Desperate and fearless to win the ball. Rated elite for contested possessions (6.3), intercept possessions (2.4) and ground ball gets (5.1 per game).

Silky smooth and clean with the ball in hand. His 5.2 effective kicks and 11.1 effective disposals per game while going at 76.2% disposal efficiency – again, rated elite.

Purposeful and deadly when attacking. Goal assists (0.9), score involvements (five) and score launches (1.2). Elite. His total goal assists ranked fifth in the entire AFL.

Couple this with an uncompromising zest for the tough stuff – as evident with his negating a crucial two-vs-one in the dying moments to seal the Qualifying Final win against Geelong – and Butters has built himself a reputation that belies his 36 games of AFL footy.

Regardless of if he walks away with his first John Cahill Medal – placing him as the youngest best and fairest winner at Port Adelaide since Chad Wingard in 2013, edging him by just three days – his spectacular second season has enriched a debate that is sure to give True Believers good headaches for years to come.

Three of the best:

Round 5 vs Brisbane

Many players can shine when their team is playing well, but Butters showed that even on a dirty night for his teammates he can perform on the big stage.

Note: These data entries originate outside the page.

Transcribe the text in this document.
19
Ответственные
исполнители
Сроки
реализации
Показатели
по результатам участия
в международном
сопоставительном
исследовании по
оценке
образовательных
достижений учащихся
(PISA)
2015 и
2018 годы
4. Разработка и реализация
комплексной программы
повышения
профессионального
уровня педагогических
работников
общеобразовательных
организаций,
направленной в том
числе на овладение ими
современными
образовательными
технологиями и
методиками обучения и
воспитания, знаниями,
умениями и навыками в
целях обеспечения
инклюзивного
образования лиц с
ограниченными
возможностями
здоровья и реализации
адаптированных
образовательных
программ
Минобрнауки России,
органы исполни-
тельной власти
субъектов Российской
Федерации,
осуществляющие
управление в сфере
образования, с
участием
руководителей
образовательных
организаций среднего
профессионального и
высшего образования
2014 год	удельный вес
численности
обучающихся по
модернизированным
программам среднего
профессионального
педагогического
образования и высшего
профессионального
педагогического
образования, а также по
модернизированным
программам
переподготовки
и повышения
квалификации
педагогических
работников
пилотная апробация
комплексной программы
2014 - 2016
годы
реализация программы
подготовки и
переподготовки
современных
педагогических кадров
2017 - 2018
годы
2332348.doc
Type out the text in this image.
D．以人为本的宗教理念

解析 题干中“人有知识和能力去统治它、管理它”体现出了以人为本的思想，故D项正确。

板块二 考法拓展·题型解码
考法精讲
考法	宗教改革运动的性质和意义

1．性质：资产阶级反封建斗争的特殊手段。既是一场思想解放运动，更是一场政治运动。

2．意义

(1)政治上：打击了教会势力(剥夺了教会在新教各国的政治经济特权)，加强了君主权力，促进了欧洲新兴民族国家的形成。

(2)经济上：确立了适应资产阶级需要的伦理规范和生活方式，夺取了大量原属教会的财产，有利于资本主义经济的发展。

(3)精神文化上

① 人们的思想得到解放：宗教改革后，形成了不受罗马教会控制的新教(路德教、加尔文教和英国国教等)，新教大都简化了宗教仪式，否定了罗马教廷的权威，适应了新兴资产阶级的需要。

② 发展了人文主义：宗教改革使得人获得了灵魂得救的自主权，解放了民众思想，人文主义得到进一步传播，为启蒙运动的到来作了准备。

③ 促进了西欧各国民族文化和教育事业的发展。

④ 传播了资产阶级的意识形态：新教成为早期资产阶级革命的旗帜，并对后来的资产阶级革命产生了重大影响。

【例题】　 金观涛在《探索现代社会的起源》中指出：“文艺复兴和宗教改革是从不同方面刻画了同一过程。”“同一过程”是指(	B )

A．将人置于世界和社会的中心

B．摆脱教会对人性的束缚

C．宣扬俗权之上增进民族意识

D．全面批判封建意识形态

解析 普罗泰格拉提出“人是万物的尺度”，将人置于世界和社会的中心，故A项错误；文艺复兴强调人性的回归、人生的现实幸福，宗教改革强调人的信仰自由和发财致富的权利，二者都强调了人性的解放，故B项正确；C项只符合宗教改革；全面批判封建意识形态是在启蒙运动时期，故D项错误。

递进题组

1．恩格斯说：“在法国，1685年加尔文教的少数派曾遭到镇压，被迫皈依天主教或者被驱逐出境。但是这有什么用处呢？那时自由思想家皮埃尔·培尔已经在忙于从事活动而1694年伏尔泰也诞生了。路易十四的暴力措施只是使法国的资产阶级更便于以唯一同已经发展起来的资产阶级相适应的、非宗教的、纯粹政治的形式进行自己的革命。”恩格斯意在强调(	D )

His 18 disposals and two goals against the Lions was a shining light on an otherwise underwhelming evening.

Round 10 vs Western Bulldogs

Butters picked up the first two Brownlow votes of his career against the Dogs, gathering a team-high 24 possessions and six score involvements in an impressive showing.

Round 13 vs Hawthorn

With the game in the balance against the lowly Hawks, Port Adelaide needed a hero. Much of the credit must go to his selfless teammates laying blocks around stoppage and the deft tap of Scott Lycett, but Butters slicing through the pack for the game-sealing goal was a thing of beauty. He finished with 14 touches and two goals, as Ken Hinkley threw the 20-year-old into the midfield mix late in the game to help secure the points.